Зал был пуст. На кожаных диванах, не тронутых после вчерашних посетителей, можно было различить следы обуви и голых ног небольшого размера. Коля протер сиденья у столика поближе к бару своей вязанной шапочкой и взял со стойки пару стаканов и десяток шкаликов с разными этикетками.

- Я люблю сам наливать, - оправдывался он. – А то, понимаешь, намешают что-нибудь в свои коктейли… В шкалике-то и пробочка, и название, и количество содержимому хоть как-то, да соответствует. Да и разнообразие, опять же… И подсчитать легко, сколько выпил, когда расплачиваешься.

- Мудро! – согласился Пал Палыч.

- Мне тут доверяют. Я им свет делал. А они не расплатились. С тех пор сколько захочу, столько и беру… Редко, правда…

- Редко, но метко, - пробубнил Пал Палыч и принялся рассматривать этикетки на бутылочках. – Послушай, а у них в Аэрофлоте никто параллельно не работает? Где-то я уже такое видел.

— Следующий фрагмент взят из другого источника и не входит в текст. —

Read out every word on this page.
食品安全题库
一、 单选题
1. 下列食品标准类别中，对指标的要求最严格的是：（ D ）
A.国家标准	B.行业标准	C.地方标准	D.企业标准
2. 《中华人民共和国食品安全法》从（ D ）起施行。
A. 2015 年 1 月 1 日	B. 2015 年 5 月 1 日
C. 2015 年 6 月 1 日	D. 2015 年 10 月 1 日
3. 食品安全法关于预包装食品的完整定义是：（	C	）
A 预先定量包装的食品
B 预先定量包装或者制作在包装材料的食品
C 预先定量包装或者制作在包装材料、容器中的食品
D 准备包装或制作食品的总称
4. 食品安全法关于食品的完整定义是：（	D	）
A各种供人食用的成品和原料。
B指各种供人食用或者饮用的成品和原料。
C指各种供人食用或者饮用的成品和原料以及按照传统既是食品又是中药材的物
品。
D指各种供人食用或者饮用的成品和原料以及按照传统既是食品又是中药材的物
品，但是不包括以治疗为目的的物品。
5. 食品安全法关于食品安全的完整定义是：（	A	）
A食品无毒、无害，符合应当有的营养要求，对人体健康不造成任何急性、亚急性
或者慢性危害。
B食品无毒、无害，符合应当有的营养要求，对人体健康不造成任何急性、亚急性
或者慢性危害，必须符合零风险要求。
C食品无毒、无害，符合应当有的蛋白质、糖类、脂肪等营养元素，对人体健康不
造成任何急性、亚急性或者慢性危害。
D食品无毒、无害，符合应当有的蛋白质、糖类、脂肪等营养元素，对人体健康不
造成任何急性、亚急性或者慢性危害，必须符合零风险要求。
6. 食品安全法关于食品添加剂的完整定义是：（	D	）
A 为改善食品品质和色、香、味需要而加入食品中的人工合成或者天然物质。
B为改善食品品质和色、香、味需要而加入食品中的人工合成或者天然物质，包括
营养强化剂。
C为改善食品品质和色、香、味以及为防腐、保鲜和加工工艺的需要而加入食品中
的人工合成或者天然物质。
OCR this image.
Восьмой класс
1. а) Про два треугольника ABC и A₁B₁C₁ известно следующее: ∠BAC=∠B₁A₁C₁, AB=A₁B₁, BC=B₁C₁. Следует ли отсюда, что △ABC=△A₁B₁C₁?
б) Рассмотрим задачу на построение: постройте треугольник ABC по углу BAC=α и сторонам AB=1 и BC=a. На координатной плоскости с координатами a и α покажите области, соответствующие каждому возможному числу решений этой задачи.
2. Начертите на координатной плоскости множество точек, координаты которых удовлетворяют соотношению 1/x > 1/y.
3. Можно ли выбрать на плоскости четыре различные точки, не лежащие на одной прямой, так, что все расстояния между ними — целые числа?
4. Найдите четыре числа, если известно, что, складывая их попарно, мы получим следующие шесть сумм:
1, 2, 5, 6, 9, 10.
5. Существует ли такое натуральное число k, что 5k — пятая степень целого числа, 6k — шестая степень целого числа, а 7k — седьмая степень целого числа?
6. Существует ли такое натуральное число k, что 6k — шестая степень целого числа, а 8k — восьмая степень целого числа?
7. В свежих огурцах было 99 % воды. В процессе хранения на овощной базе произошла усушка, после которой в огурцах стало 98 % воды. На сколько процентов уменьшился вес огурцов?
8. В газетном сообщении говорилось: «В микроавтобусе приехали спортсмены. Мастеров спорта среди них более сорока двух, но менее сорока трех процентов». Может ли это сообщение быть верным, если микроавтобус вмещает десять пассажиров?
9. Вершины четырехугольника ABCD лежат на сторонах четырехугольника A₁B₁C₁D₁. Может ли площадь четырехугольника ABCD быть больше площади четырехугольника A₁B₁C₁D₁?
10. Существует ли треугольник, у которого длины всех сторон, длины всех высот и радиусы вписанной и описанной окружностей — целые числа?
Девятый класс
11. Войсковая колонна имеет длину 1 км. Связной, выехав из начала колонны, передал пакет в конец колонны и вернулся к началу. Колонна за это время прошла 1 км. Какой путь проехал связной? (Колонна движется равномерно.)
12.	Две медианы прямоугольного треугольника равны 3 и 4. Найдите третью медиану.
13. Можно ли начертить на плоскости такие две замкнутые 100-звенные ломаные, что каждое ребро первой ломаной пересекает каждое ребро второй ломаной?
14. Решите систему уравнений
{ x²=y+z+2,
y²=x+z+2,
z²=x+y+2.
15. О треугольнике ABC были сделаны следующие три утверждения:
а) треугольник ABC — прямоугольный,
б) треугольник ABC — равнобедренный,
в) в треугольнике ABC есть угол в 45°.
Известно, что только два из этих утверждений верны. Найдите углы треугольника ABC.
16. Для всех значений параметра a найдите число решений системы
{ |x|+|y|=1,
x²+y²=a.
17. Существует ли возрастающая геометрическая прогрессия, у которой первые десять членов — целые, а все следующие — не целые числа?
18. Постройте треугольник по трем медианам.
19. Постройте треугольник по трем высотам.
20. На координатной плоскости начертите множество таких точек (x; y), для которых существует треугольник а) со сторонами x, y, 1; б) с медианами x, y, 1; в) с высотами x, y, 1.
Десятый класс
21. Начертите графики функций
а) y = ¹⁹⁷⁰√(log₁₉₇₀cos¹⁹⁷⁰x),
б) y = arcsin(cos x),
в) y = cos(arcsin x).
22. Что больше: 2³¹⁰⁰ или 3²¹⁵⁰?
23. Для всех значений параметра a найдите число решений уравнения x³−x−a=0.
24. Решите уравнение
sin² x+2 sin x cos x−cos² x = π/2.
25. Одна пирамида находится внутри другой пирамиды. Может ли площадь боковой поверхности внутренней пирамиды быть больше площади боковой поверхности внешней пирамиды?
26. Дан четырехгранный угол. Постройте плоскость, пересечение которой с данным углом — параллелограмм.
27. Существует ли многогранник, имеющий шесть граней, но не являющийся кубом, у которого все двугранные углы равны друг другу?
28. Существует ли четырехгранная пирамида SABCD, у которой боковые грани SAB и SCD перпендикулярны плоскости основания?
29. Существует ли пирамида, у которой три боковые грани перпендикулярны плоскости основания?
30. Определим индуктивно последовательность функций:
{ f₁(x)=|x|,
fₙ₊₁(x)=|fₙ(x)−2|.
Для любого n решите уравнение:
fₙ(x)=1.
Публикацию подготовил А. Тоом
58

- И не только в Аэрофлоте! Ну? Полетели?

Они открутили пробочки и перелили содержимое в стаканы.

 А дальше… Что дальше рассказывать? Часа через два в иллюминаторах была видна уже Кремлёвская набережная, Москворецкая, Якиманская, Садовническая… Мосты, башни и купола…

И шкалики не кончались, как и воспоминания. И воспоминания лились как мутные воды Москва-реки начала восьмидесятых.

В какой-то момент, охваченный ностальгией, Пал Палыч запел:«Ах ты, палуба, палуба…», и они с Колей вышли из трюма ресторана наружу и, опершись на мёрзлые перила, попробовали, раскачивая «Кораблик», вырвать его из ледяных тисков озера, и потом ещё долго смеялись над собой…

Возвращались на такси, просветлённые встречей. И Нагасаки Хиросимыч признался, что ни за что не связался бы с этим рестораном и скупердяем соседом, если бы не его фамилия.

- Ну вот угадай, какая? – спрашивал он у Палыча.

- Шкаликов!

- Нет!

- Шпаликов!

- Нет!

- Ну, не знаю! – мотал головой Палыч.

- Гагарин! Как тебе? Юрий, понимаете ли, Гагарин!

И уже на обратном пути, в поезде, вспомнив об этом, Палыч улыбнулся странной доле своего товарища. Чёрт знает, где догнала его судьба, но не сломила. Выстроится заново Нагасаки Хиросимыч. Богу всё равно, о чём, как и откуда ему молятся. А если так, то ядерный заряд друга достанет и до Божьих ушей. И всё хорошо будет. Правда?